As a child, Tiger posted a chart above his bed listing his idol's accomplishments. He has devoted his adult life to attacking them one by one. When Woods won his eighth major title at the 2002 Bethpage Black Open, one more than Palmer seized his entire career, it looked like Nicklaus would become a flattened bug on Tiger's windshield.

But a funny thing happened on the way to 25 Grand Slam victories: Woods forgot how to close out the field, just as Mariano Rivera would forget how to close out the Red Sox. He went 0-for-10 in the majors, and suddenly Nicklaus was a fiercely proud legend talking with a renewed sense of hope.

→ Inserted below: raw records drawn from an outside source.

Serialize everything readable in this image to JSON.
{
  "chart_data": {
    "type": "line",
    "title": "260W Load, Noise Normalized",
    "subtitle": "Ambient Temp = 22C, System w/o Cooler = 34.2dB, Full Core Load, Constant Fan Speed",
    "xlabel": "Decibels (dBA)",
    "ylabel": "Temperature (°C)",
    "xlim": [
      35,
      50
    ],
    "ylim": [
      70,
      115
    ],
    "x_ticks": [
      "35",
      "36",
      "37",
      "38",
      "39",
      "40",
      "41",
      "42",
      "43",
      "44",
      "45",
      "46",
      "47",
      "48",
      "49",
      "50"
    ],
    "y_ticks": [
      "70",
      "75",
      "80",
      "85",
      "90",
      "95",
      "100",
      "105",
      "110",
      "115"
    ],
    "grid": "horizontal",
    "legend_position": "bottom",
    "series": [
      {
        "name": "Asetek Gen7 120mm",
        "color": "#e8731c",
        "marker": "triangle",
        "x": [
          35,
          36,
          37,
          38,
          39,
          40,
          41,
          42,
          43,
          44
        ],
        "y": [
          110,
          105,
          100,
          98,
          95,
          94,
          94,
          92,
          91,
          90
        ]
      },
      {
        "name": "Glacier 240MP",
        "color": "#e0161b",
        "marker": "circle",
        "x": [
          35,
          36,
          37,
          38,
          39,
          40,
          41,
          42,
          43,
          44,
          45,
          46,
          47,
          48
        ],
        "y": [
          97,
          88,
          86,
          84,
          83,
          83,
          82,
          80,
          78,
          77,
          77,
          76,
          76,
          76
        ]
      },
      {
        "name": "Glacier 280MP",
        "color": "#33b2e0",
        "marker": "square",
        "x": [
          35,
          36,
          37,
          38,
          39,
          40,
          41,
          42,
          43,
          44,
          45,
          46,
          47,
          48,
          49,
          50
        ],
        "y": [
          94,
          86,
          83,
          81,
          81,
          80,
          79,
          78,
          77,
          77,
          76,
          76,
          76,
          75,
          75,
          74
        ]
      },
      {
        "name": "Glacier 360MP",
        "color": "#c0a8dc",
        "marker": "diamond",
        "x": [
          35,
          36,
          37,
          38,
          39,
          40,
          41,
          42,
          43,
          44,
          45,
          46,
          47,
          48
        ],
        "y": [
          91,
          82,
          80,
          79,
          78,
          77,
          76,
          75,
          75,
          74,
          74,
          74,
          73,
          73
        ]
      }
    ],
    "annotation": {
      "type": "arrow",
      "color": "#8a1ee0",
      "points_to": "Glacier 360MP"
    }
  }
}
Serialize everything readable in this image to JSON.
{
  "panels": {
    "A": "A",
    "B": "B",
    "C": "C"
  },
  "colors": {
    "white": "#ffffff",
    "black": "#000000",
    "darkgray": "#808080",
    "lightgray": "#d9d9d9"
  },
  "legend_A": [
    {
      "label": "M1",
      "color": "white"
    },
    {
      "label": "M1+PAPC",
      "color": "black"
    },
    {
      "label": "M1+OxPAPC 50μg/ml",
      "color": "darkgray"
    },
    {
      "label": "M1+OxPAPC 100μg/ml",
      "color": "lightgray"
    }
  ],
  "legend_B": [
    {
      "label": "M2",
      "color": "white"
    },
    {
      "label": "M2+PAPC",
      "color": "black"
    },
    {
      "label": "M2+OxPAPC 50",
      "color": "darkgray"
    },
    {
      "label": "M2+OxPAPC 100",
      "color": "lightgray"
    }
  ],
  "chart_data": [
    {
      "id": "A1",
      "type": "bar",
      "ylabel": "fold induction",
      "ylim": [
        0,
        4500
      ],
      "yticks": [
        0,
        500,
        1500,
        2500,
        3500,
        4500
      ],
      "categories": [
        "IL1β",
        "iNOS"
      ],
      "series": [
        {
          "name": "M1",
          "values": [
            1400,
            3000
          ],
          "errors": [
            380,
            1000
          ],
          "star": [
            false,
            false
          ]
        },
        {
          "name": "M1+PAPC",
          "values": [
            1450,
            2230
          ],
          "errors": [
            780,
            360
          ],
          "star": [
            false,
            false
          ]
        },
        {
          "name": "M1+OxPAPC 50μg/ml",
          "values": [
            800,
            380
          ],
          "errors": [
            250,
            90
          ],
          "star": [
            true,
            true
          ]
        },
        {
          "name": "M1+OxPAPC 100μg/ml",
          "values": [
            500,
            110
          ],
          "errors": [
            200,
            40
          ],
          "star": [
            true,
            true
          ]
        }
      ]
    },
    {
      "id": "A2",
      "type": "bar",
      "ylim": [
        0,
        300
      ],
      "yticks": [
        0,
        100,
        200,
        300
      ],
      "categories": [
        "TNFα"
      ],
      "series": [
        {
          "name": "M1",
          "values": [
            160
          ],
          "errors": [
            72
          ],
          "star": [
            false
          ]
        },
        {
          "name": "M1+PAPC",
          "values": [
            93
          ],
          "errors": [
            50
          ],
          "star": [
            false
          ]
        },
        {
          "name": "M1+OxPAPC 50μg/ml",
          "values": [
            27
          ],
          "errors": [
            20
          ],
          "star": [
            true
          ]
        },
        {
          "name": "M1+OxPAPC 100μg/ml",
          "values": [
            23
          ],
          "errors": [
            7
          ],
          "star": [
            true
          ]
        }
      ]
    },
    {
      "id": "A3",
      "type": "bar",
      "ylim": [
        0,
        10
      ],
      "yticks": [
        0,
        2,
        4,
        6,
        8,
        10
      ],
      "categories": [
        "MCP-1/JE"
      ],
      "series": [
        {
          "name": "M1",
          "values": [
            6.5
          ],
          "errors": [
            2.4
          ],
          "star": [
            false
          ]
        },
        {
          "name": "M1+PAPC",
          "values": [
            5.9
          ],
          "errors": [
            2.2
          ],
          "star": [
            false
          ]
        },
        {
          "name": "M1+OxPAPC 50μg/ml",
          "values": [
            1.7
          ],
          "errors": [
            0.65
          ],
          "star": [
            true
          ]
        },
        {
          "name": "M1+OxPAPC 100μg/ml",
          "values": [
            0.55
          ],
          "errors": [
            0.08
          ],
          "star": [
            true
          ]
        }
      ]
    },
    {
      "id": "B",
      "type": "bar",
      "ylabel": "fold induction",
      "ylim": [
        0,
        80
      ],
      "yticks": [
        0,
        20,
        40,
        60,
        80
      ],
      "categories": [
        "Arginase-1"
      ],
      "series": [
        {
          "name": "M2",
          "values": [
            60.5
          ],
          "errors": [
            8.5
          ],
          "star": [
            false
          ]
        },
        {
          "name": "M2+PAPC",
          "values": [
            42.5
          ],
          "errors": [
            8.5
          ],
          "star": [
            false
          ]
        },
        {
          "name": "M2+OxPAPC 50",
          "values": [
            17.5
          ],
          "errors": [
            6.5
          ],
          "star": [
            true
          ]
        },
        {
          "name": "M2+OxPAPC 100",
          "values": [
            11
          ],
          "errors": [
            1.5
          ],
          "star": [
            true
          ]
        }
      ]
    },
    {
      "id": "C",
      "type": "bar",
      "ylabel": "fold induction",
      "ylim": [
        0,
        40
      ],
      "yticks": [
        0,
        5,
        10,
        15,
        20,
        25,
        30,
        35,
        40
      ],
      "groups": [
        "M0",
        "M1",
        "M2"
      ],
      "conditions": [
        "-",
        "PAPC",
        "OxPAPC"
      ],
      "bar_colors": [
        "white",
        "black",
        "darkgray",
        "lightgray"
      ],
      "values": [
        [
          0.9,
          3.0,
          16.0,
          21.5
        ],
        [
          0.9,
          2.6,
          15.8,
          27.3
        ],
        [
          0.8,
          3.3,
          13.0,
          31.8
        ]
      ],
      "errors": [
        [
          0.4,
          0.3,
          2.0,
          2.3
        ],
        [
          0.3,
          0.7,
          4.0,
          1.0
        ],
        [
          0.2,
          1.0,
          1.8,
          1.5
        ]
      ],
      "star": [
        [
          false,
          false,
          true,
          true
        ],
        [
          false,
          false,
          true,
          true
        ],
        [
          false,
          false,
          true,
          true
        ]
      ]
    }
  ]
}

"Tiger is showing that he's human, that he's not invincible," Nicklaus would tell me by phone in the middle of that 0-for-10. "It's like when Arnold came along in the late '50s; he took over, won some majors, and it was exactly what the game of golf needed. He became this invincible person. But then I came along and Gary (Player) and Tom (Watson) and (Lee) Trevino, and things changed.

"Tiger's going to win a lot more majors, but whether he'll win 17 or 30, I don't know. It depends on his health and a lot of other factors. What if someone comes along who's better than he is?"

That's not happening. Rewind to the 16th green on Sunday, all the evidence you need. So what if Woods bogeyed 17 and 18, breathing fresh life into Chris DiMarco's upset bid? He drained the putt he had to make in the one-and-done playoff, claiming his ninth major victory at age 29; Nicklaus didn't claim No. 9 until he turned 32.

"Have you thought about being halfway to Jack's record?" someone asked Woods Sunday while he was wearing his fourth green jacket.

"I haven't thought about it," Tiger said.

Yeah, right.

"I guess I am halfway," he added. "A long way to go."

Not nearly as long as it looked before that playoff putt disappeared like a field mouse diving into a hole.

In 1995, the Bear predicted that Tiger would ultimately win more Masters title than the 10 Nicklaus and Palmer combined to win. "Just wondering what he was smoking," Woods joked. Only nobody's laughing anymore.

"It would be pretty cool if I got... that would be six more," Tiger said. "That's a lot, isn't it?"

A ton. But Nicklaus himself said Woods would become a better player after he got married, after he found someone else to play for.

That was Tiger in the arms of his wife, Elin, after securing his first major triumph as a married man. It would be a triumph Woods would tearfully dedicate to his cancer-ridden father, Earl, the Vietnam vet and Green Beret who raised his son to conquer Nicklaus.

Earl, 73, had promised his son he would live to see his 84th birthday. That might be just enough time for Tiger to get to 19.

"Realistically," Nicklaus said, "he might very well be a better player than I was....Records are made to be broken, and it would be great if he breaks mine. I just want to be around to shake his hand if he does it."

Put it in the bank: Tiger's too good, too focused, too determined, to fail in this singular quest. He's going to scratch and claw his way past the Bear, the question a matter of when, not if.